This is just a small fragment of the over all story. I am in a writing class in college, but my classmates never critique like we are supposed too. Just trying to get some other views on my work so I don't fail. Be brutal.... be honest....
The evening sun, split in half by the horizon, was burning out slowly; there were no more blinding rays of white, there was not a hint of blue in the west England sky. The dying star smothered itself into the ocean, heat waves steaming off its rim, leaving nothing but the warm, copper hue to fade the sea cliffs and rolling grasslands into the night. Noah sat at the edge of his granddad’s old, grey rocking chair, elbow to knee as he always was, staring across the field into the swaying shadows that lined the base of the small wooded patch behind their farm. Isolated forests, surrounded by thickets full of vines and serrated thorns, littered the country side, separating neighboring fields like castles over-run by foliage. Deep in the dark, moat like brush, something stirred. Noah’s eye snapped to the sheep in the field, as they herded together, each one fighting for safety in the center. They flew about the field like a flock of swallows does when bouncing from tree to tree, as if they were one entity, jerking about in random directions but seamlessly, without a single one willing to break formation.

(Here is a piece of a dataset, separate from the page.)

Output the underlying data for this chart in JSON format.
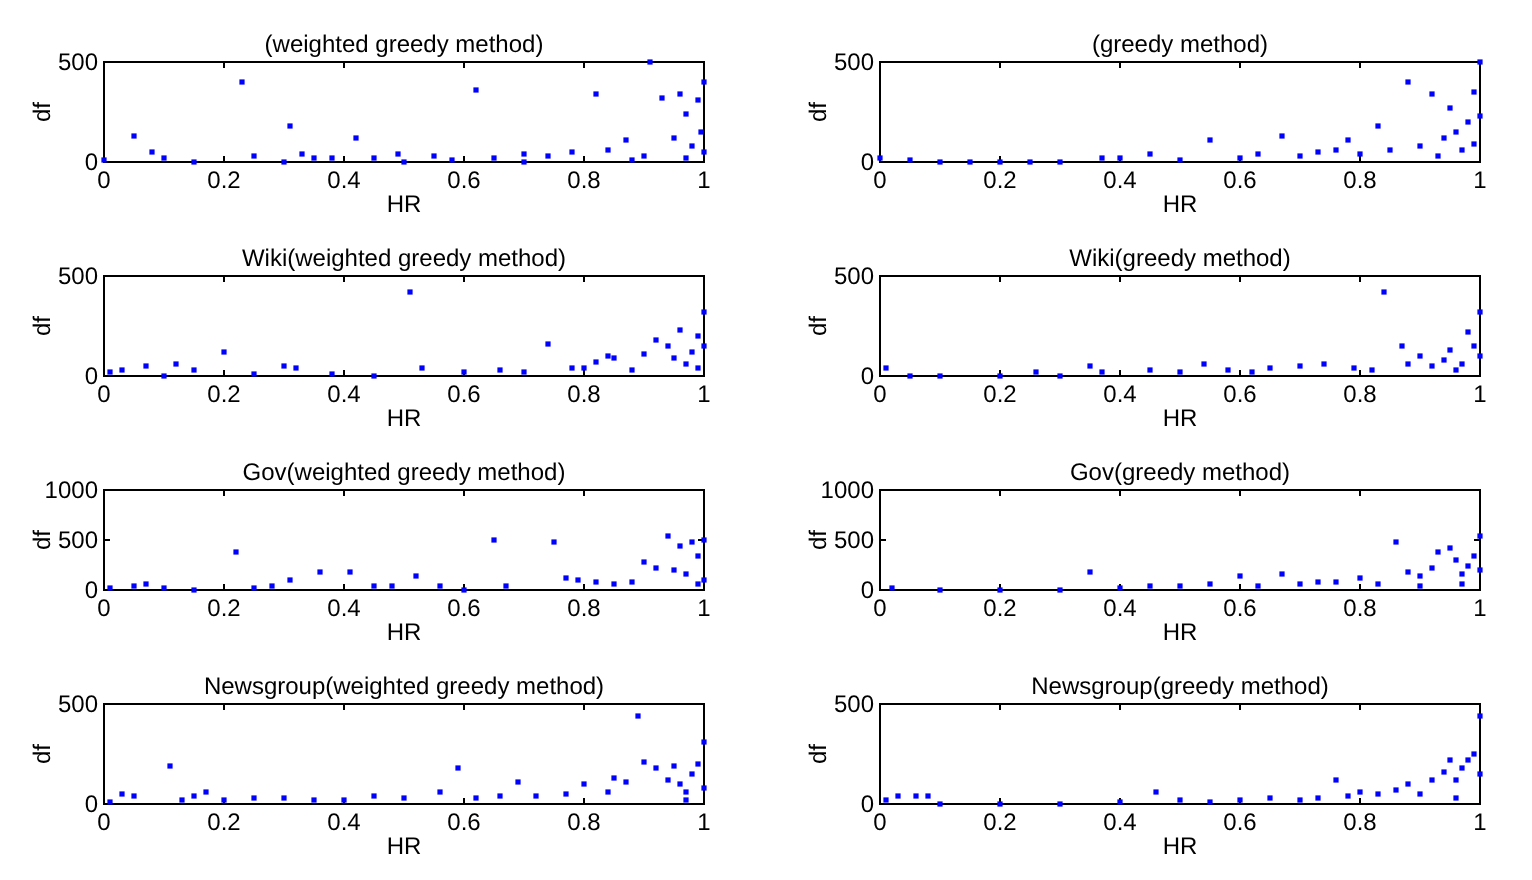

A few nights earlier he had gone to count the flock and found several lying dead near the thicket, their throats torn out from jaw to shoulder; grass and ripped bits of wool stuck in the black clots and severed veins. Tales of a predator to large to be a fox or badger, thus not likely native to the land, drew his shoulders tight, compressing his organs until he could not breathe. He stood motionless, the wet grass brushing a damp brown on his khaki pants, his eyes bouncing from the mutilated sheep to the razor silhouettes that stabbed at him as the wind tore through the thickets. He would have stayed there all night, waiting for the beast, had his mother not called him in for supper. Two more sheep were slain that night..
Noah cut away from the herd, homing in on the fox trails, the only paths through the mess of vines and briars. They stirred, but there was no wind, no cool breeze that usually came with the evening; only the herd and the thorns moved. He bent his arm back towards the farmhouse door to grab his rifle, his eyes and head locked forward. The few, short hairs on his arms, stood erect, excited and nervous, as his fingers rapped around the chilled barrel of his Winchester, drawing it from the corner of the doorframe and the outer wall. His body tensed, as it had when he found the first victims, and the stained oak stock found its way deep into his shoulder, tugging at the bone’s pocket. The chair creaked and groaned like an old elm in the wind, as he leaned even further over his knees, the rifle’s sights blurring away as he traced them over the frantic herd and into the brush. The motionlessness that had froze him at the graves of those he protected returned, his breath left, and his finger eased onto the trigger, careful not to break his aim. The beast paced back and forth inside the thorns, picking its prey, and then slowly, like a stretching cat, began to slide under the snares and hooks, right into Noah’s crosshair. Three shots cracked into the evening like a bull whip popping at nothing, deafening him for a moment. The animal darted back into its fortress with much less effort than it took to cross into the edge, retreating from the threat. Noah glared at his stepfather, who now stood on the porch holding a colt revolver, smoke oozing into the air from its barrel, thinning away like drops of blood in water.
“What are you doing?! I had him, Paul.”
Paul had usually mistaken the boy’s address as Pa, but Noah made it perfectly clear this time. His brow tightened and wrinkled between his eyes; his step-father had stolen something of great value. There was something somber in Paul's face that resembled the shadows of the briars; a bitterness of some sort, a resentment to Noah's remark, perhaps something darker.
“You had nothing, boy. Now put that thing away before you hurt yourself. Go help your mother with dinner.”
Paul’s eyes twitched back and forth, scanning the thicket, the trees, the fading horizon. There was a grit to his voice when he said “mother”; it wasn’t anger or hatred, but a distaste Noah heard in Paul when he said “your mother”. It was the same distaste he heard when his stepfather would yell and complain, screaming “your son” or “your boy” every time Noah came in late or left the barn door open. He had seen it early on, before his mom married Paul; his eyes; his thick, black brow; the way his forehead looked like an old, cracking board. Years of frowning and old bitterness had not been kind.
Noah sat there, tense, ready to pounce at any moment and rip Paul to pieces, until those twitching eyes cut to the corner and glared at him, immediately killing the momentary boldness.
“I told you to do something, son. You better get. Now.”
The deep sternness that forced those words out sent Noah inside, but not before he purposefully brushed shoulders with the monster and made sure to slam the door behind him. Paul grinned at the beast, turned, and followed Noah inside, dragging and scuffing his boots on the wooden porch, the heels catching on the cracks, each step slow and powerful.